Rohin Shah 8 Oct 2022 11:41 UTC
2 points
0
seems like this means the takeaway has to be that in weird circumstances, you can misgeneralize in ways that maintain surprisingly large amounts of competence, but this isn’t the default in most situations.
Sure, I endorse that conclusion today, when systems aren’t particularly general / competent. I don’t endorse that conclusion for the future, when systems will predictably become more general / competent.
(And if you take language models and put them in weird circumstances, they still look competent on some axes, they’re just weird enough that we had trouble attributing any simple goal to them.)
I’m not sure I understand what you mean by empowerment and purpose as it relates to language models, can you say it a different way?
- the gears to ascension 8 Oct 2022 16:30 UTC
  1 point
  0
  Parent
  empowerment as in ability to control an environment; I just wanted to use a different term of art because it felt more appropriate, despite not being evaluated directly, empowerment is the question we care about out of capability, is it not?
  
  and by purpose I simply meant goal.
  - Rohin Shah 9 Oct 2022 9:39 UTC
    2 points
    0
    Parent
    I understand that part, but I’m not seeing what you mean by empowerment being reliable but purpose being confusing, and why language models are an exception to that.

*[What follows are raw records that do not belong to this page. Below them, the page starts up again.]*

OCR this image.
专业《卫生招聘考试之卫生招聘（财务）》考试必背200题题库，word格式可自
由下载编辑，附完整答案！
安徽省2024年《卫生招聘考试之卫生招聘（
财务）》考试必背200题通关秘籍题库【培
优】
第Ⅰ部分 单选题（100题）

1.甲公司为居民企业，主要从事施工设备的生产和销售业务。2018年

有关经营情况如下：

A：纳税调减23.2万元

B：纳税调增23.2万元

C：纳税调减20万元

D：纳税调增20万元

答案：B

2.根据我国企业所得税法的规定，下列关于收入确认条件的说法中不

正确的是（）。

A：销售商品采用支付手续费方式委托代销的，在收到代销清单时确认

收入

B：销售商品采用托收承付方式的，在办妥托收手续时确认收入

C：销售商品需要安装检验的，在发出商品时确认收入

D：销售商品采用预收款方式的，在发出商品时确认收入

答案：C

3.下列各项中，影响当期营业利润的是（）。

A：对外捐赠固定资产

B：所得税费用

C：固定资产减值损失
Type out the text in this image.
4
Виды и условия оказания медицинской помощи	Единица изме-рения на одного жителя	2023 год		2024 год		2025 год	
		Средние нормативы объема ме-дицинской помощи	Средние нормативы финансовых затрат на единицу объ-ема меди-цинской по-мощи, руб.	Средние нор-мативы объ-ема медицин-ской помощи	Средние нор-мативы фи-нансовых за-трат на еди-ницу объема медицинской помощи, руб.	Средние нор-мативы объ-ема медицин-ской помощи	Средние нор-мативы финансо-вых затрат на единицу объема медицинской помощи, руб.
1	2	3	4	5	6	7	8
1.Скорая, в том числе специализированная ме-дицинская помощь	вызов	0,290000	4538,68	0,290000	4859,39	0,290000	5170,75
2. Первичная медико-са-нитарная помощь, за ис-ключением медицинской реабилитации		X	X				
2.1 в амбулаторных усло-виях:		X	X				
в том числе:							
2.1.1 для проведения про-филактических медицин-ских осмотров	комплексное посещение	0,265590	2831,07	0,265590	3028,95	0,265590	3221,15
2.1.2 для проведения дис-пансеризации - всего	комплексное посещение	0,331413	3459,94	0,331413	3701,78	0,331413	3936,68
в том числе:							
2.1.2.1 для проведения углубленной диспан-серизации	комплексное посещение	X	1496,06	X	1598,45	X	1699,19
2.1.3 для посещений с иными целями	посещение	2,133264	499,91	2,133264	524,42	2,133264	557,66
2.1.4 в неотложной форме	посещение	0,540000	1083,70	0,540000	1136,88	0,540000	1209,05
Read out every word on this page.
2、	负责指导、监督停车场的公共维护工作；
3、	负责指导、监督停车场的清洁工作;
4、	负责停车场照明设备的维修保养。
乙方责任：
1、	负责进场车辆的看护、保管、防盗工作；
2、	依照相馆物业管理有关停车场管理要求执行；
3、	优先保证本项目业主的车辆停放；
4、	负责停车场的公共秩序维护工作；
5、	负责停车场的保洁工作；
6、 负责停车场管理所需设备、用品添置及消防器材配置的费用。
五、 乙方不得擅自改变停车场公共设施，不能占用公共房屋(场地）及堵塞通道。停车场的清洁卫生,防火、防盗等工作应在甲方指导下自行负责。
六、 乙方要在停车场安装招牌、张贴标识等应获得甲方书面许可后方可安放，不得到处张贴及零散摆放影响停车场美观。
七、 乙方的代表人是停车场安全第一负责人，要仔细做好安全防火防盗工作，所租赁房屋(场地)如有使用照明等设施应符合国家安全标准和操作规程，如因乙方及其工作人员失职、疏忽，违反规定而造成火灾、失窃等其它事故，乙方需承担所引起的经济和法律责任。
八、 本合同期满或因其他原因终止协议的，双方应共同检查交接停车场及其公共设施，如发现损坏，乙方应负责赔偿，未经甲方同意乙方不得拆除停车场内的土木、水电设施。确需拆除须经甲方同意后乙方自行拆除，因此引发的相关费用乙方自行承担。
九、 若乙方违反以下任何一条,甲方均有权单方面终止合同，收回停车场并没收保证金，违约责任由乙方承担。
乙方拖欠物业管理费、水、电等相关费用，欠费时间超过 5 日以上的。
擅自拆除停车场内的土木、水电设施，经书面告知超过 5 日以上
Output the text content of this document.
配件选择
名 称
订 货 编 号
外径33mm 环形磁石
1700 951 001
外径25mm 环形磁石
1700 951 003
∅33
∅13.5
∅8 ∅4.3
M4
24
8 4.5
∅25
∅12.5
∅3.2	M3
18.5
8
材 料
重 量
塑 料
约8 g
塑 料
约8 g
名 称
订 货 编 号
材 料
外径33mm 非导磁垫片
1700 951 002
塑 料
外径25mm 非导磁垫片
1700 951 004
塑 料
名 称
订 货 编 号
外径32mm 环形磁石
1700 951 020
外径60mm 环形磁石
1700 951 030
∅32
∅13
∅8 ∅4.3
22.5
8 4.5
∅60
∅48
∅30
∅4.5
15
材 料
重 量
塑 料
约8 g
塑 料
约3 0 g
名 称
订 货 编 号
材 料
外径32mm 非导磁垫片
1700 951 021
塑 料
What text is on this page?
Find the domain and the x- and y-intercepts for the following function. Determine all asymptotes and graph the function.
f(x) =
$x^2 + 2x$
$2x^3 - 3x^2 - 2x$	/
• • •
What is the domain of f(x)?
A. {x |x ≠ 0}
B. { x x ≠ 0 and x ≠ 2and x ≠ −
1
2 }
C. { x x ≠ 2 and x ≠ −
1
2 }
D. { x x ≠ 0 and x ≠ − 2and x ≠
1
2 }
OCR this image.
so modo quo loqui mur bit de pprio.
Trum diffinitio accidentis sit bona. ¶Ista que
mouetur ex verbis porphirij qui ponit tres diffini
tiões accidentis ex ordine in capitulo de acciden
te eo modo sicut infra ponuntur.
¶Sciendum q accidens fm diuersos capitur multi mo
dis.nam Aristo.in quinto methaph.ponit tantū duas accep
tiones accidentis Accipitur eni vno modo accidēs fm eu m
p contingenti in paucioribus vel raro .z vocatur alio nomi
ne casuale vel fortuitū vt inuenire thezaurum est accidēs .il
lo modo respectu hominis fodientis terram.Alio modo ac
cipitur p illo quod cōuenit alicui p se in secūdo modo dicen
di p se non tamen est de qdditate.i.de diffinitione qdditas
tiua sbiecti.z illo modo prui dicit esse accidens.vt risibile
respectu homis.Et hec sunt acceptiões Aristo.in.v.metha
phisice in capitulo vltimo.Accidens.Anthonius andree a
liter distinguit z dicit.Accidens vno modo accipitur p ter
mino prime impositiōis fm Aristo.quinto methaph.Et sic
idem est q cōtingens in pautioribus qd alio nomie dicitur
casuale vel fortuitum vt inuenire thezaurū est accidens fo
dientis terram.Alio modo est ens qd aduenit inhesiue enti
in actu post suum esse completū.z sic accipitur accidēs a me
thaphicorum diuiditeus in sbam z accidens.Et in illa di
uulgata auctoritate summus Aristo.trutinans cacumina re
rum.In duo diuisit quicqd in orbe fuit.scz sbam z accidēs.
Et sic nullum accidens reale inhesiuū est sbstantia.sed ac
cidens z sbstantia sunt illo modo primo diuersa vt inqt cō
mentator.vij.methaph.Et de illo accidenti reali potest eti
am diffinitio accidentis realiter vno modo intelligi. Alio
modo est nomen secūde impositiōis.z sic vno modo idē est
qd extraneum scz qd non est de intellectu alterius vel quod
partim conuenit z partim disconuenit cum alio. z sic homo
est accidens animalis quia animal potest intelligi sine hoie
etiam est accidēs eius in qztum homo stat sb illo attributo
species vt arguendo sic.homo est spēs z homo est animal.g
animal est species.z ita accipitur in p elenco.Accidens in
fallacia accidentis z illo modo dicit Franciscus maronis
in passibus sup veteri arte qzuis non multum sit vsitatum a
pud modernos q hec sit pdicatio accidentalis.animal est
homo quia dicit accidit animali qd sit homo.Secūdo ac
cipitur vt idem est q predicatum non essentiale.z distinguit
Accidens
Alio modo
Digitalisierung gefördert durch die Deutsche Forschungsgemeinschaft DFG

    - the gears to ascension 9 Oct 2022 10:41 UTC
      1 point
      0
      Parent
      The generative modeling objective applied to human datasets only makes behavior that causes empowerment because doing so correlates with behavior that causes accuracy; a reinforcement learning objective applied to the same dataset will still learn the convergent empowerment capability well, but the reward signal is relatively sparse, the model will fit whatever happens to be going on at the time.
      
      in general it seems like the thing all of the example situations have in common is much less dense feedback from anything approaching a true objective.
      
      situations where it’s obvious how to assemble steps to get things, but confusing which results of the different combinations are the ones you really want, are ones where feedback is hard to be sure you have pushed into the correct dimensions. or something.